Not only would this cause all of the problems listed above, it may also be illegal under US law. Large ecommerce platforms like Alibaba, Amazon, and eBay all require verification of buyers and sellers on their platforms to comply with anti-money laundering and anti-terrorism financing regulations. Though the extent to which those laws apply to crypto platforms is not entirely clear, our approach has always been one of proactive compliance, even in cases where enforcement of said laws has been lacking. By doing so, we ensure that we will be in the clear if enforcement changes, and that our customers have the tools to comply with their own regulatory requirements.

Lastly, it is important to note that regular users will be able to read public data on STRATO Mercata without going through identity verification. Only users that want to write to the chain will be required to identify themselves.

How do other platforms handle identity?

STRATO Mercata’s approach to identity is far from unique in the broader world. The mere existence of services like Uber and Lyft is a testament to the efficacy of their systems for assigning reputations to drivers and passengers, which are fundamentally reliant on tying driver and passenger profiles to real-world identities.
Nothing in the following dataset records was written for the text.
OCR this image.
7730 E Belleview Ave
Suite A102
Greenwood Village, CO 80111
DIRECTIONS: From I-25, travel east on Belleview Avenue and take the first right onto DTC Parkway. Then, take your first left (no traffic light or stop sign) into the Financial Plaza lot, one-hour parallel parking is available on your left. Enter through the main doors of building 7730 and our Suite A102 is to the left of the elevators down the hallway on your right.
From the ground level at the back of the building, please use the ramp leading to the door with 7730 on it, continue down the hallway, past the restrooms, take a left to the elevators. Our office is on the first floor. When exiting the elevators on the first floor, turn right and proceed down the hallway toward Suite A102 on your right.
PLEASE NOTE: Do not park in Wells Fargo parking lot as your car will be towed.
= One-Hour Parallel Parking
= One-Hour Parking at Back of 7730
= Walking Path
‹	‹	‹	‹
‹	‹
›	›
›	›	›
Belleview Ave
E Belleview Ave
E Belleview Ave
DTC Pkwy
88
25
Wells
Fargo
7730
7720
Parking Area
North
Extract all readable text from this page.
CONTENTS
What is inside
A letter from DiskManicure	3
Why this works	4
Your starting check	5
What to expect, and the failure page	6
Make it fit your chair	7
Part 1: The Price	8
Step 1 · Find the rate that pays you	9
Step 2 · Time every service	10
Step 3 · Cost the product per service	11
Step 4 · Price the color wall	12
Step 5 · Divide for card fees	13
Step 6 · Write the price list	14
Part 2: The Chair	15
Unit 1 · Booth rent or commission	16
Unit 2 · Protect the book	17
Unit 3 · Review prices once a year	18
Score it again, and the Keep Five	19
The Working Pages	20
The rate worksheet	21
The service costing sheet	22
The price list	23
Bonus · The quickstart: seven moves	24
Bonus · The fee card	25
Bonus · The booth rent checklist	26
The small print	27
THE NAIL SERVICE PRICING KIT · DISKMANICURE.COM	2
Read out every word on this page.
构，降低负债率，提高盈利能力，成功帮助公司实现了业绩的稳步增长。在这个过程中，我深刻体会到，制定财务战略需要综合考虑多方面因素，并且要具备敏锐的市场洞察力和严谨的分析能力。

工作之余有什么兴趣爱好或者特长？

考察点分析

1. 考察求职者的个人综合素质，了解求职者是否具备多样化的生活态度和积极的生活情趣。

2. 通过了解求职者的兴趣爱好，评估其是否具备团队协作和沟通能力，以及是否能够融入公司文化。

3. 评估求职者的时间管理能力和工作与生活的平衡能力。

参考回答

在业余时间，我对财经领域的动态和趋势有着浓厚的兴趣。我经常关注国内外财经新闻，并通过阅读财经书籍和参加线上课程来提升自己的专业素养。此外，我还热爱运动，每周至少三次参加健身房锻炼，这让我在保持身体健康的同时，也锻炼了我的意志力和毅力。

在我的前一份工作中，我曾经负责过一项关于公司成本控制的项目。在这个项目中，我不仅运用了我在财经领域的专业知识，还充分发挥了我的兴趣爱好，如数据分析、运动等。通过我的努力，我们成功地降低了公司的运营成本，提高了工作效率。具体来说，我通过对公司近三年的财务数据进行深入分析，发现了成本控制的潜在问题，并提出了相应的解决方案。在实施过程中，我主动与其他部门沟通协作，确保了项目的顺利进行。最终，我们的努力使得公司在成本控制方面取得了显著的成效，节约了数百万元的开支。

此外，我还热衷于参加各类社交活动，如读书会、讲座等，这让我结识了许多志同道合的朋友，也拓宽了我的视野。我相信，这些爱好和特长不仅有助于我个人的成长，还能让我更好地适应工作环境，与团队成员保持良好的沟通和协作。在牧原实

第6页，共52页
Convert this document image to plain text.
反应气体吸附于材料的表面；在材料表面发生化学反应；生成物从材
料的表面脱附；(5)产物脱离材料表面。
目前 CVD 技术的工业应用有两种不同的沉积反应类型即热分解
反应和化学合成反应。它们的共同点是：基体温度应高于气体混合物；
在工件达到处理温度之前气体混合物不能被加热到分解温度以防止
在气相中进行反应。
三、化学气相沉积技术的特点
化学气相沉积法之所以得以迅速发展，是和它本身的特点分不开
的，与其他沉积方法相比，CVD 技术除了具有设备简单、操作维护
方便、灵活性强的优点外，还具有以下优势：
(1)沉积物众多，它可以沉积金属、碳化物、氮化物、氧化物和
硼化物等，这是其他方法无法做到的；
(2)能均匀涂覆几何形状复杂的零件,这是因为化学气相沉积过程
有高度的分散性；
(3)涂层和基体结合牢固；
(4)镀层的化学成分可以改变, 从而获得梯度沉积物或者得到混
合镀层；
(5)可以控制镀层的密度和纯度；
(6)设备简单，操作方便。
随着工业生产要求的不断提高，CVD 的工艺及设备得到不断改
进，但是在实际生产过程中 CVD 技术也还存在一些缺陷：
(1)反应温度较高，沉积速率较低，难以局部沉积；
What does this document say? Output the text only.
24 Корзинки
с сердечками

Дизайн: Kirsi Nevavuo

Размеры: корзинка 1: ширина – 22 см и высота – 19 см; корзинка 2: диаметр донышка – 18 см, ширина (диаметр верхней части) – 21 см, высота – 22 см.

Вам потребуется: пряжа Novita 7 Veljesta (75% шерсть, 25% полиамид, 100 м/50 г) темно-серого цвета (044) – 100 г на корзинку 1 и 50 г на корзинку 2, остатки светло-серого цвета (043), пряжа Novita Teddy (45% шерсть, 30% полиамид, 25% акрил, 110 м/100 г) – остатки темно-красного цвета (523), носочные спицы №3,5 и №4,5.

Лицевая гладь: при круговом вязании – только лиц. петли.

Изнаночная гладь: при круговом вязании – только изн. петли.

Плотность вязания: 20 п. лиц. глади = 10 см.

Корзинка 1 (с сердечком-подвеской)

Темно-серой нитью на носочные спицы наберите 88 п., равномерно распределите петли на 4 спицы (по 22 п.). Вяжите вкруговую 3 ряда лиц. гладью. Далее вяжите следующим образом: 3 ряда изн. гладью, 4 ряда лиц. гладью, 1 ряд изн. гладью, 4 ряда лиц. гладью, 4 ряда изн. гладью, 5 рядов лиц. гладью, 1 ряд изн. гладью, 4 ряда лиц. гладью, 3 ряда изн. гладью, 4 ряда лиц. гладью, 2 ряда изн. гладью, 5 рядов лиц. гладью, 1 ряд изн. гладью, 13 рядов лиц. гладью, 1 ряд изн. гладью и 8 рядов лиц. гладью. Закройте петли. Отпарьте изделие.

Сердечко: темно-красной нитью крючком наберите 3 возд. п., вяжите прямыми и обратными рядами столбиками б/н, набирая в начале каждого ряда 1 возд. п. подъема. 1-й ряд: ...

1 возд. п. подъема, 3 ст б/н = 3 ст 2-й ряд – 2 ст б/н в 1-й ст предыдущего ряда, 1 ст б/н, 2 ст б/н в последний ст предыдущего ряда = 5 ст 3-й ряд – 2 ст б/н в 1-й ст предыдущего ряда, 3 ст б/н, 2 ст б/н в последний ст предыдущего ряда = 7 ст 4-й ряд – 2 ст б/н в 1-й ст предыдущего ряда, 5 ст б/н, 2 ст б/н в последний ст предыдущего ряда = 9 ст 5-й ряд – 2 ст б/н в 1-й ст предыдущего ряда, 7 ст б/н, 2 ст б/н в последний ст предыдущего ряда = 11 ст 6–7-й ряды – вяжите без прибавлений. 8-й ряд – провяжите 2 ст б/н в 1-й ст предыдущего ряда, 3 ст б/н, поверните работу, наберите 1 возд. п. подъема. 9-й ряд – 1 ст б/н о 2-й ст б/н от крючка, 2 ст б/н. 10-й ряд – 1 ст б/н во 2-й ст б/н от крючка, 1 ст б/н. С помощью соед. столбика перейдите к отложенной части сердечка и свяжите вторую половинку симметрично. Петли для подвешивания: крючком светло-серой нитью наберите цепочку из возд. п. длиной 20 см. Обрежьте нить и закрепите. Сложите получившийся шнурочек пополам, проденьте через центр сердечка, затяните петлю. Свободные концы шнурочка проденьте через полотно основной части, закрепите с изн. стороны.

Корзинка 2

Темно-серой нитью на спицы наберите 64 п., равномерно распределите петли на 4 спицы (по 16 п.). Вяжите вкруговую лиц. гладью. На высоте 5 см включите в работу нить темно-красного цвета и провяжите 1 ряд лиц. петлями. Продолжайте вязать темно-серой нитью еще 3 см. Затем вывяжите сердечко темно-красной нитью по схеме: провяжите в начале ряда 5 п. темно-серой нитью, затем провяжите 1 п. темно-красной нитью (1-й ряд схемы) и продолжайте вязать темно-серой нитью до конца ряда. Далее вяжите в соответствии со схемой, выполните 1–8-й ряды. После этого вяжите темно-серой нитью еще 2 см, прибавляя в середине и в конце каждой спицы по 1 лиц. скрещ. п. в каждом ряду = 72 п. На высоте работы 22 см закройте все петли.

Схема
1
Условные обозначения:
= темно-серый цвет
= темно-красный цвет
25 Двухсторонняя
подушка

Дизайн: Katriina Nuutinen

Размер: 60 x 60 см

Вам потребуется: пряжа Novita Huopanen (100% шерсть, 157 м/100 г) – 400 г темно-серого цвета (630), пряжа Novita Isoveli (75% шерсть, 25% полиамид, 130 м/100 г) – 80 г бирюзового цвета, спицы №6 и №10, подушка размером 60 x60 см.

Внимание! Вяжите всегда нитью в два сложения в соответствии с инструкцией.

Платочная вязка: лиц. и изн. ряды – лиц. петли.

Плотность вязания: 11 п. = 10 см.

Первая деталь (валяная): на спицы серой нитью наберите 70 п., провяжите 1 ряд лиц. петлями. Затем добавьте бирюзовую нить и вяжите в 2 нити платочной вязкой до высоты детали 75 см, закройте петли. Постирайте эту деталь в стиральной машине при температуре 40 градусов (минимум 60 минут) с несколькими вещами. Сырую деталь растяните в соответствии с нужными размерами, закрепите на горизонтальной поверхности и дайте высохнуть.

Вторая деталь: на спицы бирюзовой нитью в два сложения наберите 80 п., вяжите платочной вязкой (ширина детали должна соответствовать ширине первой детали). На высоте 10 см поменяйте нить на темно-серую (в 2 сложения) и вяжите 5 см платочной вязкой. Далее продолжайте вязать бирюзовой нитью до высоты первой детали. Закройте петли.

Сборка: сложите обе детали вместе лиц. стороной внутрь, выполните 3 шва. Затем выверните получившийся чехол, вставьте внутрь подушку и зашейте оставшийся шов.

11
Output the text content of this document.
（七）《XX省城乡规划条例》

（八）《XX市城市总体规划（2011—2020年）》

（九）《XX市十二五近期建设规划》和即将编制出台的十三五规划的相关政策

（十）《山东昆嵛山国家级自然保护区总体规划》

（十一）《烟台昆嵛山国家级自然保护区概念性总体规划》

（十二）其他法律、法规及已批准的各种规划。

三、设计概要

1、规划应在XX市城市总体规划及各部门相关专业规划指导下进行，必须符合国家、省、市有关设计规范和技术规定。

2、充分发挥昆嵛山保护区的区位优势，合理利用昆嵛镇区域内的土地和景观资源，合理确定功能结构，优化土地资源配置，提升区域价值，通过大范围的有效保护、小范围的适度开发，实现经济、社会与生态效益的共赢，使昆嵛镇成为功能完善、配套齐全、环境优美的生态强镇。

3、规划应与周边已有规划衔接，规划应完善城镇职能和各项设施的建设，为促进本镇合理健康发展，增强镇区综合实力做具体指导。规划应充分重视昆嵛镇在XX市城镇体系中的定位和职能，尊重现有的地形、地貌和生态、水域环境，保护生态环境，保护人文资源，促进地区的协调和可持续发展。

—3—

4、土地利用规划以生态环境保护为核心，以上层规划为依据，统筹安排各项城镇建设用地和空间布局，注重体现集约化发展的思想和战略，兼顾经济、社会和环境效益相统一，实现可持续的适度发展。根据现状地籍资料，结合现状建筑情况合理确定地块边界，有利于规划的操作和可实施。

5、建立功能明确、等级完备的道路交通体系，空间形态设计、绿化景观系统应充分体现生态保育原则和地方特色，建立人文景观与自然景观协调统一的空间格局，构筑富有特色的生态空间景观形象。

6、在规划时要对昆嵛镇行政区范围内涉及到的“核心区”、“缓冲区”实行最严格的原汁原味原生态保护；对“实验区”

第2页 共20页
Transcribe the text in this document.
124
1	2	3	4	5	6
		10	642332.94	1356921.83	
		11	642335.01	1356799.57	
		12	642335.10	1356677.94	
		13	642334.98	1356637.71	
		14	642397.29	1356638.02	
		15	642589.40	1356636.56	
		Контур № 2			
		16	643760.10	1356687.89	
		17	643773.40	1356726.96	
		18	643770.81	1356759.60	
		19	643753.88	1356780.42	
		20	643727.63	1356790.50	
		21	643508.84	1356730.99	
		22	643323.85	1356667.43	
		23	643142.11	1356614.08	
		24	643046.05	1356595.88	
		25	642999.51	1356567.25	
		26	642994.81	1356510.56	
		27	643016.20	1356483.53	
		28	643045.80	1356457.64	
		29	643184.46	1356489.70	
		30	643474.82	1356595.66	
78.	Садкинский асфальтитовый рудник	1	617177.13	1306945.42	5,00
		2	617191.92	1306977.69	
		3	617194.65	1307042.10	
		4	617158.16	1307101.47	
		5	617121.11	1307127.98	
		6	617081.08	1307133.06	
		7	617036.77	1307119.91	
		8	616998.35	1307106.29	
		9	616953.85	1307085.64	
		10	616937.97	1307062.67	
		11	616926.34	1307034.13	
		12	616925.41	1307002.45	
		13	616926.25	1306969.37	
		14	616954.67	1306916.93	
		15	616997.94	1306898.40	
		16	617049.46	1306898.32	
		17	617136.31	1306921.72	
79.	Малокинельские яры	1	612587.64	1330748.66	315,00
Getting into a car with a stranger is not an inherently safe activity. Ridesharing companies have managed to make it safe by tying the reputation of drivers to their ability to earn a living through the service, and by preventing passengers from using the service if they are bad customers. Companies also collect enough data on each party to ensure that if any serious criminal activity takes place, the perpetrators will have a hard time escaping.

For all the benefits they provide, the reputation systems are relatively light weight. They don’t impose a large cost on either riders or drivers. The simplest form of review – a star rating – takes only a few seconds, though app users can also leave more detailed feedback.

Reputation systems like these can be built on top of STRATO Mercata, but they only work if bad actors can’t get away with repeat offenses by creating a new pseudonym after providing a bad product or scamming someone out of their money.

That is why STRATO Mercata enforces mandatory verification for businesses operating on the platform — to prevent money laundering, to enable businesses to work with each other, to protect consumers from disreputable businesses, and to prevent bad actors from becoming repeat offenders.

The market is choosing identity over pseudonymity

Decentralized systems often move towards adopting systems of reputation and identity to deal with bad actors abusing open systems. This happened with the web in the 90s when TLS and later HTTPS was developed to allow for secure transfer of data over the internet. It is happening again in crypto, with most exchanges and custodial wallet services choosing to implement verification rules.

BlockApps is simply taking the next logical step and implementing verification at the level of the blockchain rather than the application, and at the level of the organization rather than the individual. We hope for this to be a lightweight addition to the onboarding process, on top of which companies can build reputation systems like those at Uber and Lyft. With fewer distractions from serial bad actors, we hope users will be able to better focus on their core business, and on transacting real-world assets with the benefits of security and availability that come from our blockchain technology.